Sultan Makhmud was laid down at the V. Apostoli shipyard in Nikolaev on 1 February 1835; she was launched on 31 October 1836. In 1837, she sailed to the naval base at Sevastopol. From 1838 to 1840, Sultan Mahmud participated in a lengthy operation to transport Imperial Russian Army troops to newly conquered fortifications in the Caucasus area that had been seized during the Russo-Turkish War of 1828–1829. During this period, the former Ottoman subjects revolted against Russian rule, and the soldiers were needed to suppress the restive population. The largest of these operations took place on 14 May 1839, when Sultan Makhmud and four other ships of the line, three frigates, and five smaller vessels under the command of Admiral Mikhail Lazarev carried soldiers to Sochi. The next day, Lazarev directed his ships to bombard the coast for fifteen minutes to prepare the way for some 2,700 soldiers to go ashore in small boats. The Russian infantry then fought a ferocious battle with more than 3,000 rebel troops.

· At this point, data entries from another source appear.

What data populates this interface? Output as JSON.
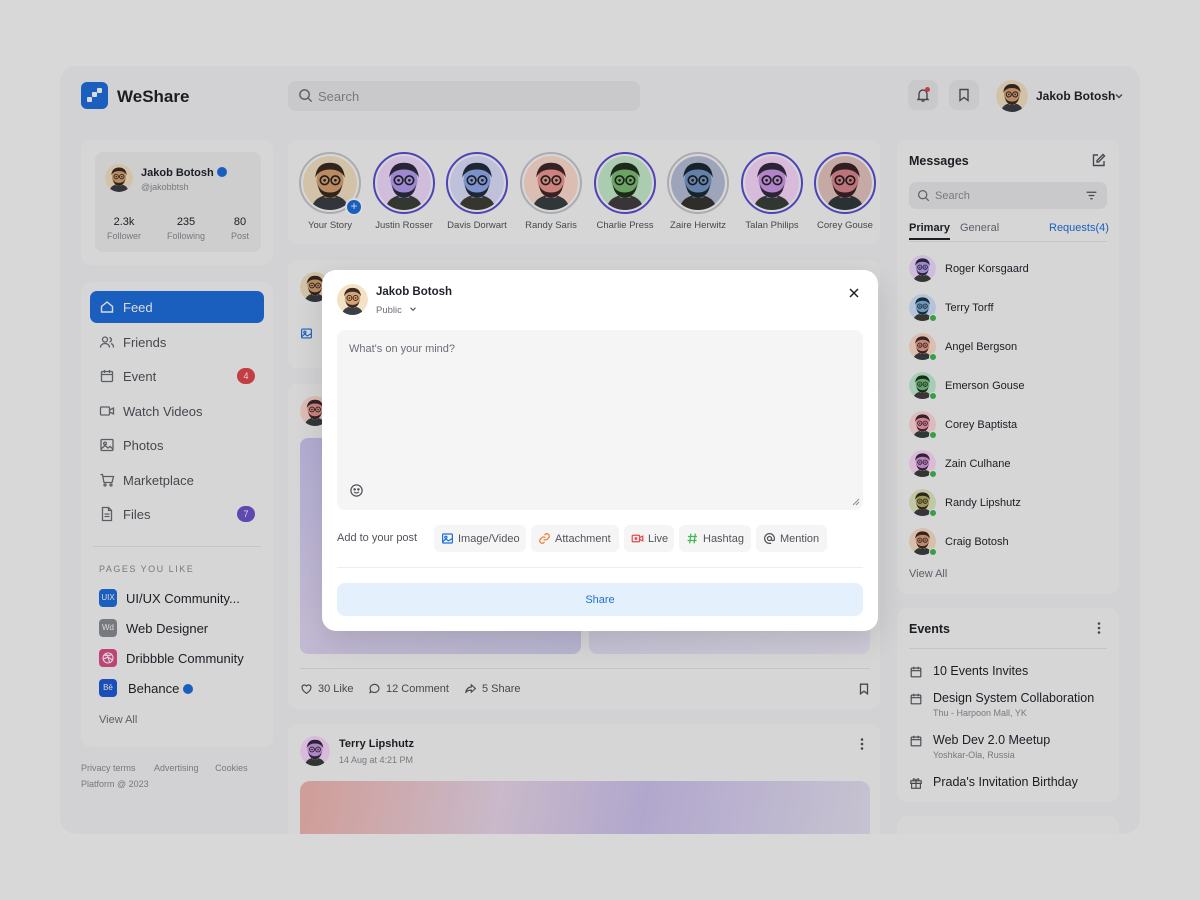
{
  "app": {
    "name": "WeShare"
  },
  "colors": {
    "accent": "#1f6fde",
    "story_ring": "#5b4fd6",
    "online": "#3fb950",
    "badge_red": "#e5484d",
    "badge_purple": "#6e56cf"
  },
  "header": {
    "search_placeholder": "Search",
    "user_name": "Jakob Botosh",
    "icons": [
      "bell-icon",
      "bookmark-icon",
      "chevron-down-icon"
    ]
  },
  "profile": {
    "name": "Jakob Botosh",
    "handle": "@jakobbtsh",
    "stats": [
      {
        "value": "2.3k",
        "label": "Follower"
      },
      {
        "value": "235",
        "label": "Following"
      },
      {
        "value": "80",
        "label": "Post"
      }
    ]
  },
  "nav": {
    "items": [
      {
        "label": "Feed",
        "icon": "home-icon"
      },
      {
        "label": "Friends",
        "icon": "users-icon"
      },
      {
        "label": "Event",
        "icon": "calendar-icon",
        "badge": "4"
      },
      {
        "label": "Watch Videos",
        "icon": "video-icon"
      },
      {
        "label": "Photos",
        "icon": "image-icon"
      },
      {
        "label": "Marketplace",
        "icon": "cart-icon"
      },
      {
        "label": "Files",
        "icon": "file-icon",
        "badge": "7"
      }
    ],
    "pages_title": "PAGES YOU LIKE",
    "pages": [
      {
        "label": "UI/UX Community...",
        "abbr": "UIX",
        "color": "#1f6fde"
      },
      {
        "label": "Web Designer",
        "abbr": "Wd",
        "color": "#8a8d93"
      },
      {
        "label": "Dribbble Community",
        "abbr": "",
        "color": "#e04f8a"
      },
      {
        "label": "Behance",
        "abbr": "Bē",
        "color": "#1f5bd8"
      }
    ],
    "view_all": "View All"
  },
  "footer": {
    "line1": [
      "Privacy terms",
      "Advertising",
      "Cookies"
    ],
    "line2": "Platform @ 2023"
  },
  "stories": [
    {
      "name": "Your Story",
      "seen": true
    },
    {
      "name": "Justin Rosser",
      "seen": false
    },
    {
      "name": "Davis Dorwart",
      "seen": false
    },
    {
      "name": "Randy Saris",
      "seen": true
    },
    {
      "name": "Charlie Press",
      "seen": false
    },
    {
      "name": "Zaire Herwitz",
      "seen": true
    },
    {
      "name": "Talan Philips",
      "seen": false
    },
    {
      "name": "Corey Gouse",
      "seen": false
    }
  ],
  "post": {
    "actions": {
      "like": "30 Like",
      "comment": "12 Comment",
      "share": "5 Share"
    },
    "next_author": "Terry Lipshutz",
    "next_time": "14 Aug at 4:21 PM"
  },
  "messages": {
    "title": "Messages",
    "search_placeholder": "Search",
    "tabs": [
      "Primary",
      "General"
    ],
    "requests": "Requests(4)",
    "contacts": [
      "Roger Korsgaard",
      "Terry Torff",
      "Angel Bergson",
      "Emerson Gouse",
      "Corey Baptista",
      "Zain Culhane",
      "Randy Lipshutz",
      "Craig Botosh"
    ],
    "view_all": "View All"
  },
  "events": {
    "title": "Events",
    "items": [
      {
        "title": "10 Events Invites",
        "sub": ""
      },
      {
        "title": "Design System Collaboration",
        "sub": "Thu - Harpoon Mall, YK"
      },
      {
        "title": "Web Dev 2.0 Meetup",
        "sub": "Yoshkar-Ola, Russia"
      },
      {
        "title": "Prada's Invitation Birthday",
        "sub": ""
      }
    ]
  },
  "modal": {
    "user_name": "Jakob Botosh",
    "privacy": "Public",
    "placeholder": "What's on your mind?",
    "add_label": "Add to your post",
    "chips": [
      {
        "label": "Image/Video",
        "icon": "image-icon",
        "color": "#1f6fde"
      },
      {
        "label": "Attachment",
        "icon": "link-icon",
        "color": "#f07a2b"
      },
      {
        "label": "Live",
        "icon": "live-video-icon",
        "color": "#e5484d"
      },
      {
        "label": "Hashtag",
        "icon": "hashtag-icon",
        "color": "#3fb950"
      },
      {
        "label": "Mention",
        "icon": "at-icon",
        "color": "#50545a"
      }
    ],
    "share_label": "Share"
  }
}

From 1840 to 1842, she remained in active service with the fleet, cruising the Black Sea. In 1843, she helped to carry the 13th Division from Odessa to Sevastopol. She remained in service through 1845 when she was laid up, being reactivated for short periods again in 1847 and 1849. Sultan Makhmud was decommissioned in 1850 and converted into a hulk two years later. Found to have significantly deteriorated in condition and not worth repairing by 1854, she was then broken up.